Génération consciente
Découverts en même temps que le smurf et le breakdance – des danses urbaines nées aux États-Unis qui connaissent un certain succès en Afrique –, ces rappeurs permettent l’éclosion de ce que l’on appellera plus tard la génération consciente. Alors que Michael pâlit jour après jour, les nouveaux venus revendiquent eux leur africanité et reprennent les messages de Malcolm X, fervent défenseur des droits des Noirs, assassiné en 1965.
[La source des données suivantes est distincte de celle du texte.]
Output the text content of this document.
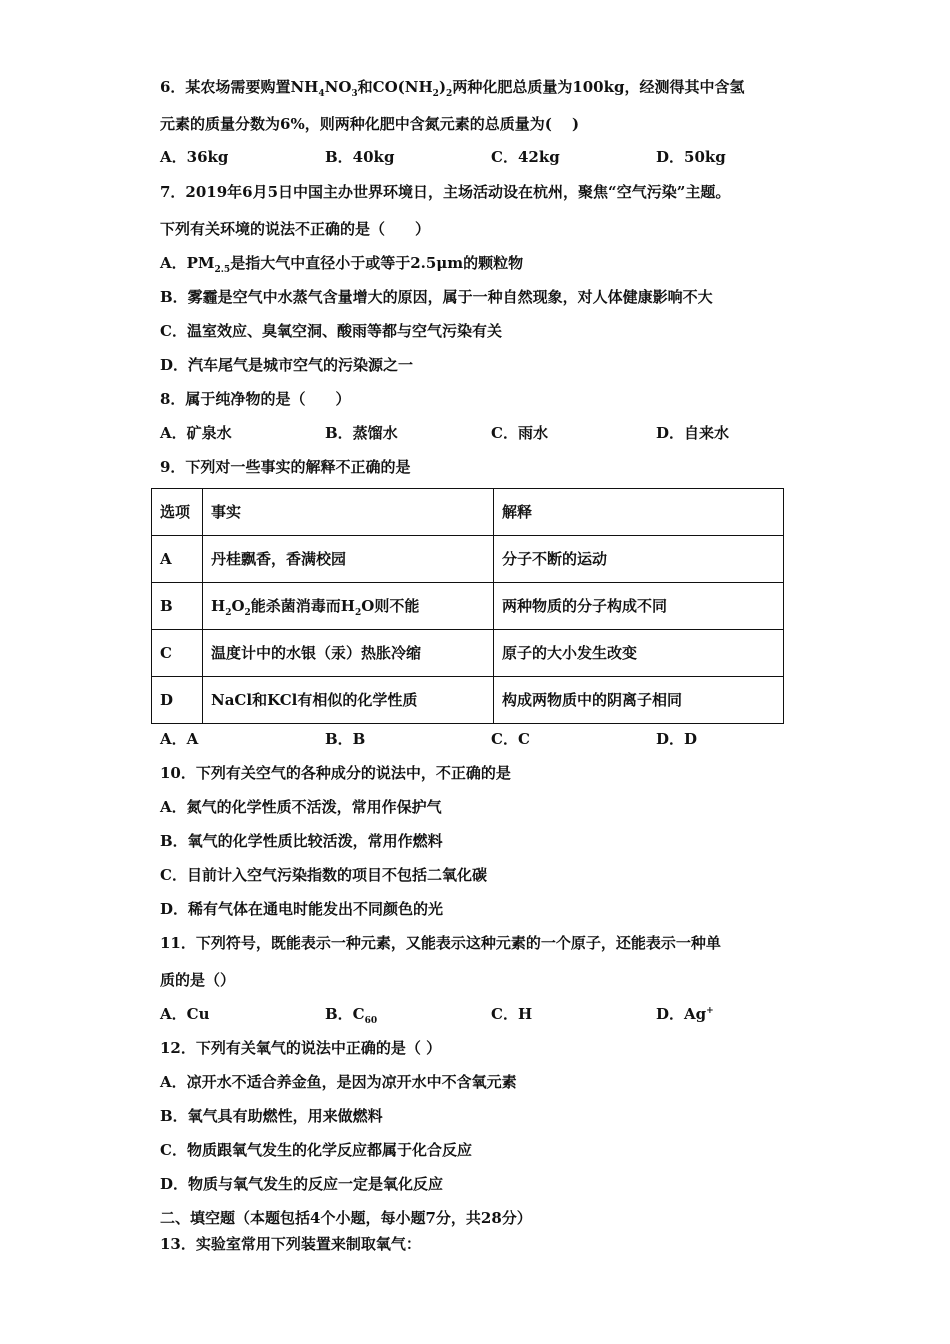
6．某农场需要购置$NH_4NO_3$和$CO(NH_2)_2$两种化肥总质量为100kg，经测得其中含氢
元素的质量分数为6%，则两种化肥中含氮元素的总质量为(　 )
A．36kg	B．40kg	C．42kg	D．50kg
7．2019年6月5日中国主办世界环境日，主场活动设在杭州，聚焦“空气污染”主题。
下列有关环境的说法不正确的是（　　）
A．$PM_{2.5}$是指大气中直径小于或等于2.5μm的颗粒物
B．雾霾是空气中水蒸气含量增大的原因，属于一种自然现象，对人体健康影响不大
C．温室效应、臭氧空洞、酸雨等都与空气污染有关
D．汽车尾气是城市空气的污染源之一
8．属于纯净物的是（　　）
A．矿泉水	B．蒸馏水	C．雨水	D．自来水
9．下列对一些事实的解释不正确的是
选项	事实	解释
A	丹桂飘香，香满校园	分子不断的运动
B	$H_2O_2$能杀菌消毒而$H_2O$则不能	两种物质的分子构成不同
C	温度计中的水银（汞）热胀冷缩	原子的大小发生改变
D	NaCl和KCl有相似的化学性质	构成两物质中的阴离子相同
A．A	B．B	C．C	D．D
10．下列有关空气的各种成分的说法中，不正确的是
A．氮气的化学性质不活泼，常用作保护气
B．氧气的化学性质比较活泼，常用作燃料
C．目前计入空气污染指数的项目不包括二氧化碳
D．稀有气体在通电时能发出不同颜色的光
11．下列符号，既能表示一种元素，又能表示这种元素的一个原子，还能表示一种单
质的是（）
A．Cu	B．$C_{60}$	C．H	D．Ag+
12．下列有关氧气的说法中正确的是（ ）
A．凉开水不适合养金鱼，是因为凉开水中不含氧元素
B．氧气具有助燃性，用来做燃料
C．物质跟氧气发生的化学反应都属于化合反应
D．物质与氧气发生的反应一定是氧化反应
二、填空题（本题包括4个小题，每小题7分，共28分）
13．实验室常用下列装置来制取氧气：
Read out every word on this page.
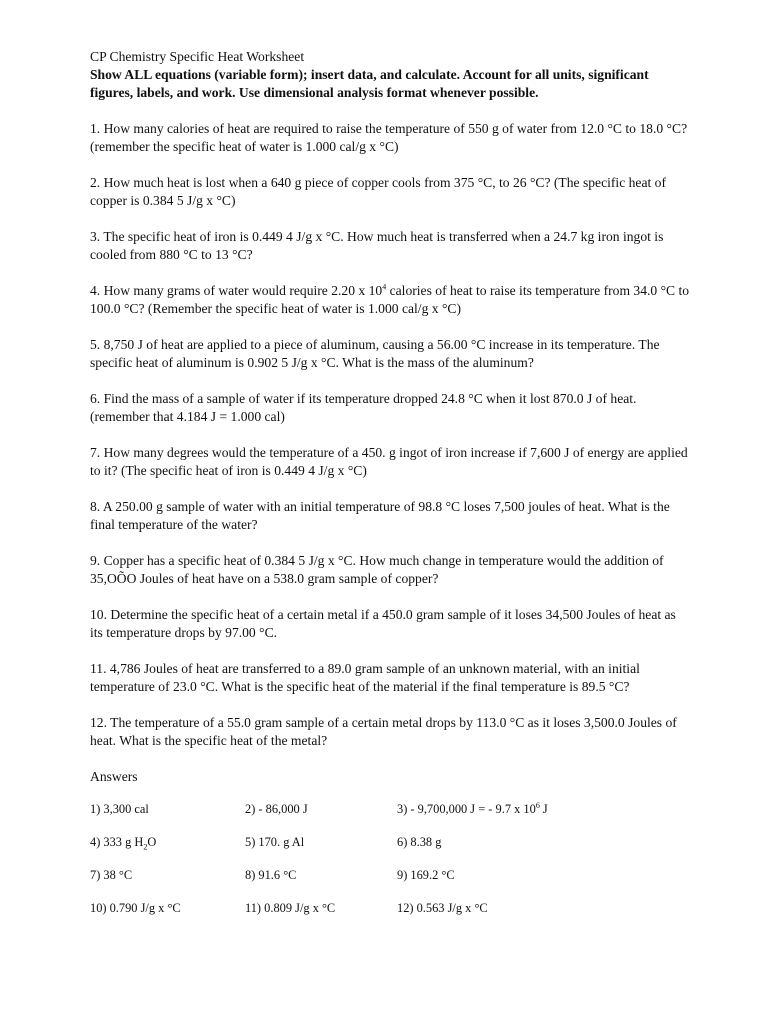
CP Chemistry Specific Heat Worksheet
Show ALL equations (variable form); insert data, and calculate. Account for all units, significant figures, labels, and work. Use dimensional analysis format whenever possible.
1. How many calories of heat are required to raise the temperature of 550 g of water from 12.0 °C to 18.0 °C? (remember the specific heat of water is 1.000 cal/g x °C)
2. How much heat is lost when a 640 g piece of copper cools from 375 °C, to 26 °C? (The specific heat of copper is 0.384 5 J/g x °C)
3. The specific heat of iron is 0.449 4 J/g x °C. How much heat is transferred when a 24.7 kg iron ingot is cooled from 880 °C to 13 °C?
4. How many grams of water would require 2.20 x $10^4$ calories of heat to raise its temperature from 34.0 °C to 100.0 °C? (Remember the specific heat of water is 1.000 cal/g x °C)
5. 8,750 J of heat are applied to a piece of aluminum, causing a 56.00 °C increase in its temperature. The specific heat of aluminum is 0.902 5 J/g x °C. What is the mass of the aluminum?
6. Find the mass of a sample of water if its temperature dropped 24.8 °C when it lost 870.0 J of heat. (remember that 4.184 J = 1.000 cal)
7. How many degrees would the temperature of a 450. g ingot of iron increase if 7,600 J of energy are applied to it? (The specific heat of iron is 0.449 4 J/g x °C)
8. A 250.00 g sample of water with an initial temperature of 98.8 °C loses 7,500 joules of heat. What is the final temperature of the water?
9. Copper has a specific heat of 0.384 5 J/g x °C. How much change in temperature would the addition of 35,OÕO Joules of heat have on a 538.0 gram sample of copper?
10. Determine the specific heat of a certain metal if a 450.0 gram sample of it loses 34,500 Joules of heat as its temperature drops by 97.00 °C.
11. 4,786 Joules of heat are transferred to a 89.0 gram sample of an unknown material, with an initial temperature of 23.0 °C. What is the specific heat of the material if the final temperature is 89.5 °C?
12. The temperature of a 55.0 gram sample of a certain metal drops by 113.0 °C as it loses 3,500.0 Joules of heat. What is the specific heat of the metal?
Answers
1) 3,300 cal	2) - 86,000 J	3) - 9,700,000 J = - 9.7 x $10^6$ J
4) 333 g $H_2O$	5) 170. g Al	6) 8.38 g
7) 38 °C	8) 91.6 °C	9) 169.2 °C
10) 0.790 J/g x °C	11) 0.809 J/g x °C	12) 0.563 J/g x °C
Michael n’est plus dans le coup. Même sa musique de plus en plus pop-rock l’éloigne des communautés afro-américaines et africaines, souvent plus portées vers la soul, le R’nB, le funk et le rap. « Il n’était peut-être pas obligé d’être engagé, mais je pense qu’il n’avait pas le droit de ne pas l’être, estime le pionnier du rap africain, Didier Awadi. Il est inadmissible que quelqu’un qui a été un symbole pour la communauté noire soit mort blanc sans s’être jamais illustré aux côtés des siens. »
Sans doute est-ce en partie pourquoi en Afrique, dix ans après Thriller, l’enfant prodige n’avait déjà pratiquement plus sa place ni chez les anciens, qui avaient aimé les Jackson 5 et l’excellent Off the Wall produit par Quincy Jones en 1979, ni chez les plus jeunes, à la recherche de textes engagés. Michael Jackson, même s’il a soutenu de grandes causes, ne pèse pas lourd face à ces rappeurs survoltés.
Il est vrai qu’en 1985 il s’est investi dans le projet de son aîné, le célèbre musicien et compositeur Harry Belafonte, visant à récolter des fonds pour les victimes de la famine en Éthiopie. Il compose alors avec Lionel Richie l’emblématique morceau « We are the World » produit par Quincy Jones. Le single, enregistré avec une vingtaine de stars et vendu à 7,5 millions d’exemplaires, rapporte 50 millions de dollars. Malgré son implication plus tard dans la lutte contre le sida, cet épisode restera le plus marquant de sa vie de « militant », mais ne fera pas pour autant de lui un artiste dit engagé.
Néanmoins, depuis son décès, on murmure que Michael Jackson aurait été proche de la Nation of Islam (NOI), une organisation politique et religieuse américaine controversée à laquelle a appartenu Malcolm X. Tout le monde s’interroge : était-il musulman ? Au Sénégal et dans quelques autres pays à majorité musulmane, la supposée conversion de Michael suscite de nombreux commentaires, soulevant même une vague de sympathie pour celui qui passe désormais aux yeux des fidèles pour un repenti. Quoi qu’il en soit, le monde aujourd’hui retient surtout la créativité et le talent de l’illustre disparu, parti sur la pointe des pieds dans un ultime pas de danse.